L’EUIPO dichiara nullo il “Flower Thrower” di Banksy perché registrato in mala fede
Una recentissima decisione della Divisione Annullamento EUIPO (n. 33 843 C) ha dichiarato nullo il marchio n. 12575155 registrato dalla società Pest Control Office Ltd., che si occupa della gestione degli interessi del noto street artist Banksy, perché depositato in mala fede ai sensi dell’art. 59(1)(b) del Regolamento sul marchio UE n. 1001/2017. Il procedimento, promosso dalla società Full Colour Black Ltd., aveva ad oggetto il segno di seguito riprodotto, che ritrae il celebre graffito di Banksy denominato “Flower Thrower” (lo stesso segno, peraltro, è stato oggetto anche di una decisione del Tribunale di Milano del 2019, commentata qui su questo blog, ove il giudice non ha però accolto l’eccezione nullità del marchio per registrazione in mala fede, ritenendo quest’ultima non debitamente provata).
Secondo Full Colour Black la domanda di marchio in questione era esclusivamente finalizzata a monopolizzare l’opera di Banksy per un tempo indefinito, in totale spregio dei principi del diritto d’autore che, al contrario del marchio (rinnovabile senza limiti di tempo), concedono diritti limitati nel tempo. Nello specifico, pur ammettendo l’astratta registrabilità come marchio di opere del diritto d’autore, il ricorrente aveva affermato che una domanda di marchio non può essere diretta ad aggirare i limiti della normativa sul copyright. Tale obiettivo, invece, risultava con chiarezza dalle affermazioni dello stesso Banksy, che aveva precedentemente manifestato la sua intenzione di registrare l’opera come marchio con il preciso scopo di aggirare i vincoli della normativa sul copyright, che non gli avrebbero garantito la possibilità di preservare il proprio anonimato nel contesto di un eventuale contenzioso.
A supporto della sua tesi, Full Colour Black aveva allegato – tra l’altro – la mancata commercializzazione di prodotti recanti detto marchio fino all’instaurazione del giudizio di nullità sullo stesso, quando Banksy aveva inaugurato un negozio “vetrina” nel quale il pubblico poteva osservare le sue opere e successivamente acquistarle online.

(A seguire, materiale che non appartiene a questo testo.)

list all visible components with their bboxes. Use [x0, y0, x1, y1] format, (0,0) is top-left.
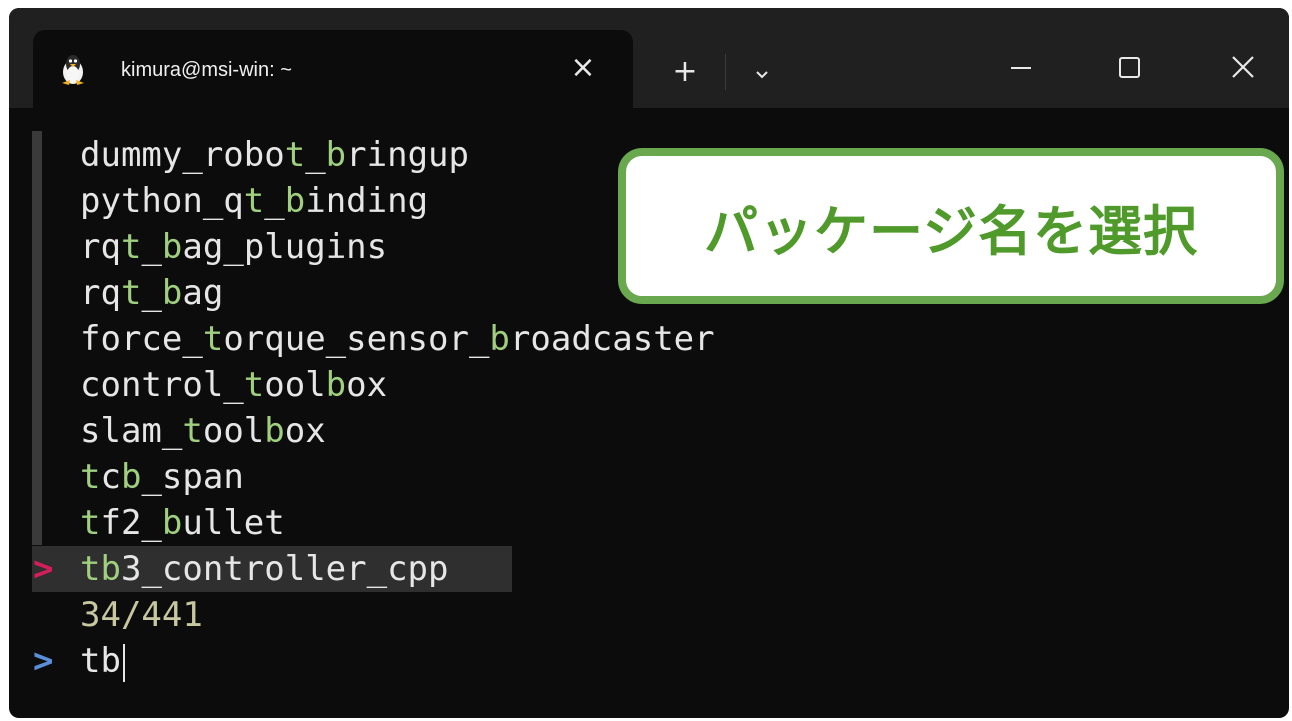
- list-item[interactable]: python_qt_binding: [80, 178, 428, 224]
- match-count: 34/441: [80, 595, 203, 635]
- item-text: _: [141, 273, 162, 313]
- item-text: ox: [346, 365, 388, 405]
- minimize-icon[interactable]: [999, 48, 1043, 88]
- match-char: t: [182, 411, 203, 451]
- item-text: _: [141, 227, 162, 267]
- item-text: _: [305, 135, 326, 175]
- close-tab-button[interactable]: ×: [563, 48, 603, 88]
- search-input[interactable]: tb: [80, 638, 125, 684]
- match-char: t: [284, 135, 306, 175]
- item-text: rq: [80, 227, 121, 267]
- new-tab-button[interactable]: +: [667, 54, 703, 90]
- item-text: rq: [80, 273, 121, 313]
- match-char: b: [325, 365, 347, 405]
- match-char: b: [325, 135, 347, 175]
- item-text: force_: [80, 319, 203, 359]
- match-char: b: [264, 411, 285, 451]
- item-text: ullet: [182, 503, 285, 543]
- close-icon[interactable]: [1221, 48, 1265, 88]
- match-char: b: [161, 273, 183, 313]
- match-char: t: [80, 549, 101, 589]
- tab-separator: [725, 54, 726, 90]
- item-text: orque_sensor_: [223, 319, 490, 359]
- list-scrollbar: [32, 131, 42, 545]
- item-text: ool: [264, 365, 326, 405]
- item-text: roadcaster: [509, 319, 715, 359]
- item-text: dummy_robo: [80, 135, 285, 175]
- close-tab-icon: ×: [570, 50, 596, 85]
- match-char: b: [284, 181, 306, 221]
- item-text: _: [264, 181, 285, 221]
- match-char: t: [202, 319, 224, 359]
- match-char: t: [243, 181, 265, 221]
- annotation-callout: パッケージ名を選択: [618, 148, 1284, 304]
- chevron-down-icon[interactable]: [747, 60, 777, 90]
- match-char: b: [120, 457, 142, 497]
- maximize-icon[interactable]: [1107, 48, 1151, 88]
- match-char: t: [120, 227, 142, 267]
- linux-penguin-icon: [62, 55, 84, 85]
- item-text: 3_controller_cpp: [120, 549, 449, 589]
- tab-active[interactable]: kimura@msi-win: ~ ×: [33, 30, 633, 108]
- match-char: t: [80, 457, 101, 497]
- item-text: ag: [182, 273, 224, 313]
- list-item[interactable]: rqt_bag_plugins: [80, 224, 387, 270]
- item-text: ool: [202, 411, 265, 451]
- item-text: python_q: [80, 181, 244, 221]
- title-bar: kimura@msi-win: ~ × +: [9, 8, 1289, 108]
- match-char: b: [489, 319, 510, 359]
- selected-marker: >: [33, 549, 54, 589]
- prompt-symbol: >: [33, 641, 54, 681]
- match-char: b: [161, 227, 183, 267]
- item-text: control_: [80, 365, 244, 405]
- callout-text: パッケージ名を選択: [704, 199, 1198, 263]
- list-item[interactable]: tcb_span: [80, 454, 244, 500]
- match-char: t: [120, 273, 142, 313]
- plus-icon: +: [672, 54, 698, 89]
- match-char: b: [161, 503, 183, 543]
- item-text: c: [100, 457, 121, 497]
- item-text: ox: [284, 411, 326, 451]
- item-text: ag_plugins: [182, 227, 388, 267]
- text-cursor: [122, 643, 125, 682]
- list-item[interactable]: tf2_bullet: [80, 500, 285, 546]
- item-text: _span: [141, 457, 244, 497]
- list-item-selected[interactable]: tb3_controller_cpp: [80, 546, 448, 592]
- item-text: ringup: [346, 135, 469, 175]
- terminal-window: kimura@msi-win: ~ × + dummy_robot_bringu…: [9, 8, 1289, 718]
- match-char: b: [100, 549, 121, 589]
- item-text: slam_: [80, 411, 183, 451]
- list-item[interactable]: dummy_robot_bringup: [80, 132, 469, 178]
- list-item[interactable]: rqt_bag: [80, 270, 223, 316]
- list-item[interactable]: control_toolbox: [80, 362, 387, 408]
- match-char: t: [243, 365, 265, 405]
- list-item[interactable]: slam_toolbox: [80, 408, 326, 454]
- match-char: t: [80, 503, 101, 543]
- item-text: f2_: [100, 503, 162, 543]
- tab-title: kimura@msi-win: ~: [121, 59, 292, 81]
- list-item[interactable]: force_torque_sensor_broadcaster: [80, 316, 715, 362]
- query-text: tb: [80, 641, 121, 681]
- item-text: inding: [305, 181, 429, 221]
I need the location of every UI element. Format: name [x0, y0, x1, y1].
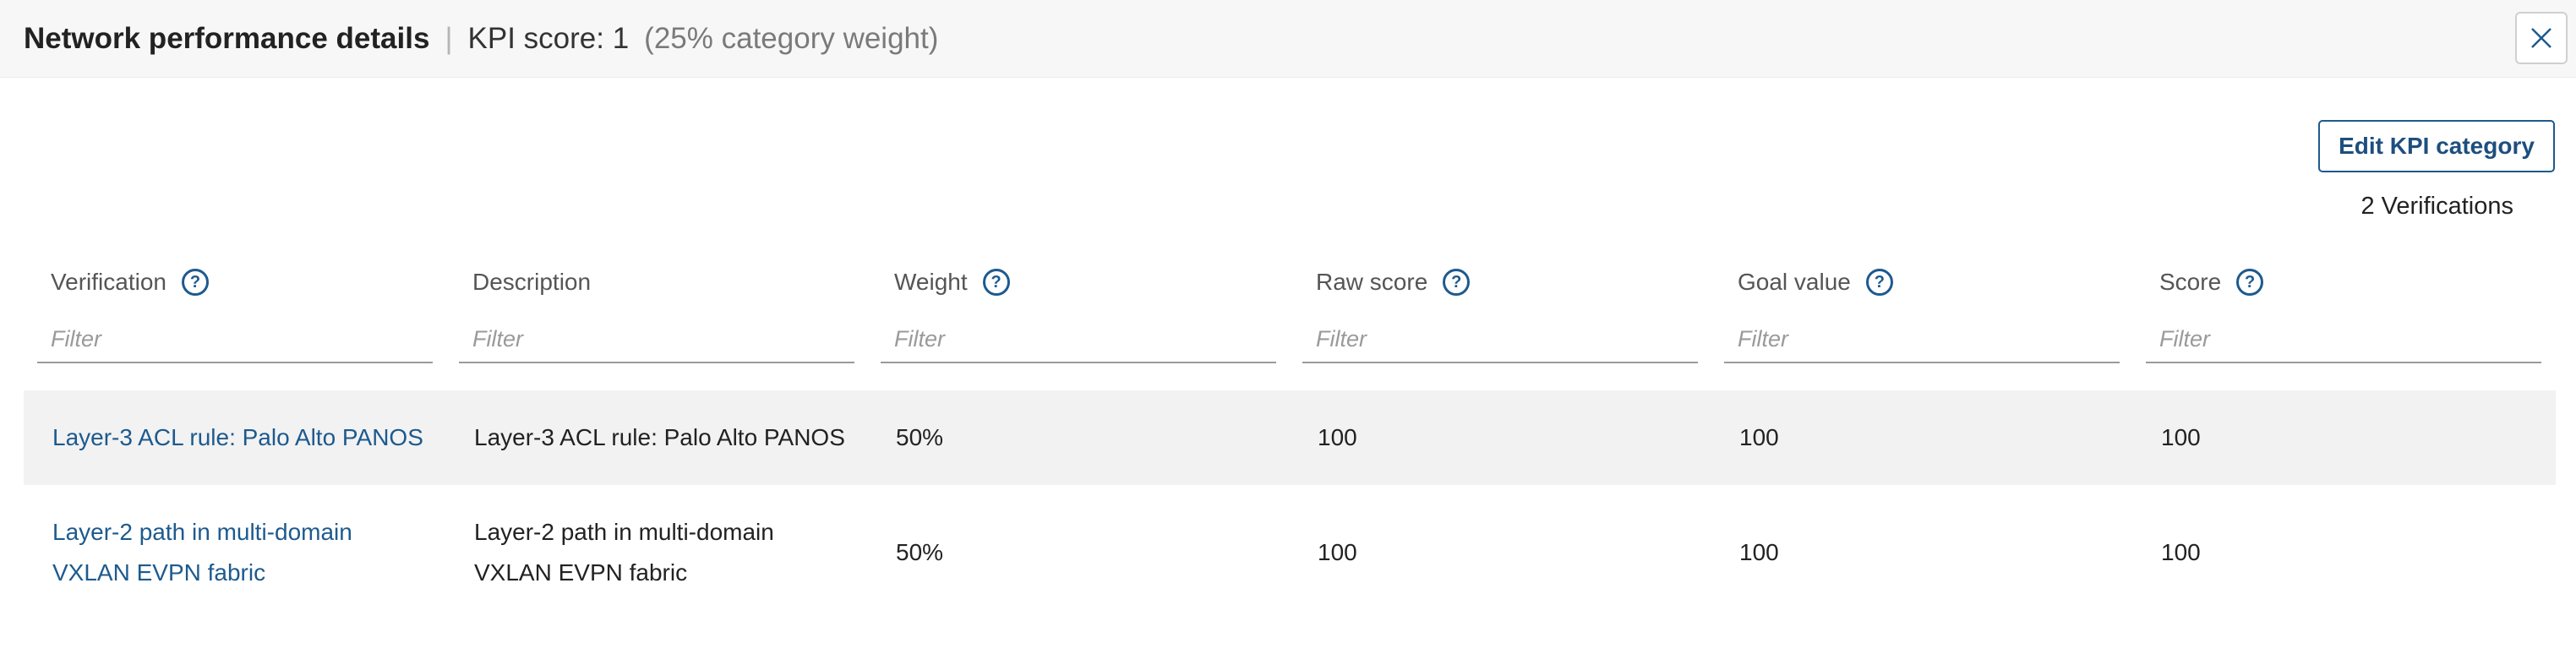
close-icon — [2531, 28, 2551, 48]
score-value: 100 — [2161, 424, 2201, 450]
column-label: Raw score — [1316, 269, 1428, 295]
filter-verification-input[interactable] — [37, 316, 433, 363]
column-header-weight: Weight ? — [894, 265, 1010, 299]
raw-score-cell: 100 — [1318, 390, 1357, 485]
description-text: Layer-2 path in multi-domain VXLAN EVPN … — [474, 519, 774, 586]
column-header-score: Score ? — [2159, 265, 2264, 299]
raw-score-value: 100 — [1318, 539, 1357, 565]
weight-value: 50% — [896, 539, 944, 565]
column-label: Weight — [894, 269, 968, 295]
edit-kpi-category-button[interactable]: Edit KPI category — [2318, 120, 2555, 172]
verification-link[interactable]: Layer-3 ACL rule: Palo Alto PANOS — [52, 390, 423, 485]
help-icon[interactable]: ? — [1865, 269, 1893, 296]
table-row: Layer-2 path in multi-domain VXLAN EVPN … — [24, 485, 2556, 620]
column-label: Goal value — [1738, 269, 1851, 295]
verification-name[interactable]: Layer-3 ACL rule: Palo Alto PANOS — [52, 417, 423, 458]
goal-value-value: 100 — [1739, 424, 1779, 450]
close-button[interactable] — [2515, 12, 2568, 64]
page-title: Network performance details — [24, 22, 430, 55]
score-value: 100 — [2161, 539, 2201, 565]
column-header-description: Description — [472, 265, 591, 299]
description-text: Layer-3 ACL rule: Palo Alto PANOS — [474, 424, 845, 450]
help-icon[interactable]: ? — [181, 269, 209, 296]
verification-link[interactable]: Layer-2 path in multi-domain VXLAN EVPN … — [52, 485, 424, 620]
filter-score-input[interactable] — [2146, 316, 2541, 363]
column-header-goal-value: Goal value ? — [1738, 265, 1893, 299]
column-header-verification: Verification ? — [51, 265, 209, 299]
weight-cell: 50% — [896, 390, 943, 485]
weight-value: 50% — [896, 424, 944, 450]
verification-name[interactable]: Layer-2 path in multi-domain VXLAN EVPN … — [52, 512, 424, 593]
goal-value-cell: 100 — [1739, 485, 1779, 620]
goal-value-value: 100 — [1739, 539, 1779, 565]
verification-count: 2 Verifications — [2360, 193, 2513, 220]
description-cell: Layer-2 path in multi-domain VXLAN EVPN … — [474, 485, 846, 620]
help-icon[interactable]: ? — [1443, 269, 1471, 296]
title-separator: | — [445, 22, 453, 55]
weight-cell: 50% — [896, 485, 943, 620]
score-cell: 100 — [2161, 485, 2201, 620]
dialog-header: Network performance details | KPI score:… — [0, 0, 2576, 78]
kpi-score: KPI score: 1 — [467, 22, 630, 55]
column-header-raw-score: Raw score ? — [1316, 265, 1471, 299]
help-icon[interactable]: ? — [982, 269, 1010, 296]
raw-score-cell: 100 — [1318, 485, 1357, 620]
column-label: Score — [2159, 269, 2222, 295]
score-cell: 100 — [2161, 390, 2201, 485]
help-icon[interactable]: ? — [2236, 269, 2264, 296]
column-label: Description — [472, 269, 592, 295]
raw-score-value: 100 — [1318, 424, 1357, 450]
table-row: Layer-3 ACL rule: Palo Alto PANOS Layer-… — [24, 390, 2556, 485]
category-weight: (25% category weight) — [644, 22, 939, 55]
filter-goal-value-input[interactable] — [1724, 316, 2120, 363]
filter-raw-score-input[interactable] — [1302, 316, 1698, 363]
description-cell: Layer-3 ACL rule: Palo Alto PANOS — [474, 390, 845, 485]
filter-weight-input[interactable] — [881, 316, 1276, 363]
column-label: Verification — [51, 269, 166, 295]
dialog-title-bar: Network performance details | KPI score:… — [24, 0, 938, 78]
goal-value-cell: 100 — [1739, 390, 1779, 485]
filter-description-input[interactable] — [459, 316, 854, 363]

Tuttavia, lo stesso artista aveva poi pubblicamente ammesso che il temporary shop era un mero espediente per non soccombere nel giudizio di nullità promosso contro il marchio.
A fronte di tali argomenti, Pest Control aveva, da un lato, contestato la rilevanza delle prove relative alla sussistenza della mala fede, che riguardavano momenti molto antecedenti o successivi al deposito della domanda, laddove l’art. 59(1)(b) del Regolamento richiede invece la prova della sussistenza della mala fede al momento del deposito della domanda di registrazione. Dall’altro lato, la resistente aveva sostenuto che la necessità dell’artista di tutelare il proprio anonimato cercando protezione per l’opera nel contesto del diritto dei marchi, anziché del copyright, non dimostrava l’avvenuta registrazione in mala fede, ma anzi la legittimità del proprio fine.
Avallando le argomentazioni svolte da Full Colour Black, l’EUIPO ha accolto la domanda nullità del marchio.
L’Ufficio europeo ha anzitutto osservato che, pur in assenza di una definizione legale di “mala fede”, un marchio dell’UE può essere dichiarato invalido ai sensi dell’art. 59(1)(b) quando, ad esempio, il richiedente ha depositato la domanda senza nessuna intenzione di usare il marchio, oppure con lo scopo di farne un uso anticoncorrenziale, ovvero con l’intenzione di ottenere un diritto esclusivo per funzioni diverse da quelle tipiche di un marchio.
L’EUIPO ha poi rilevato che, sebbene la sussistenza della mala fede vada accertata con riferimento al momento del deposito della domanda di marchio, anche le condotte precedenti o successive al tale momento possono essere tenute in considerazione, se rilevanti ai fini della dimostrazione della mala fede stessa. Pertanto, le prove allegate da Full Colour Black a sostegno della domanda di nullità potevano essere tenute in considerazione, poiché dimostravano che il richiedente non stava cercando di inserirsi nel mercato di riferimento per commercializzare i beni oggetto della domanda con il marchio sopra raffigurato, ma solo tentando di aggirare i limiti della normativa sul copyright, come risultava dalle affermazioni dello stesso Banksy e del suo rappresentante. Secondo l’EUIPO, dunque, l’intenzione di Pest Limited e dello street artist era quella di ottenere un diritto esclusivo sul segno per scopi diversi dalla funzione (distintiva) cui un marchio è preposto e, per tali motivi, il marchio doveva ritenersi registrato in mala fede.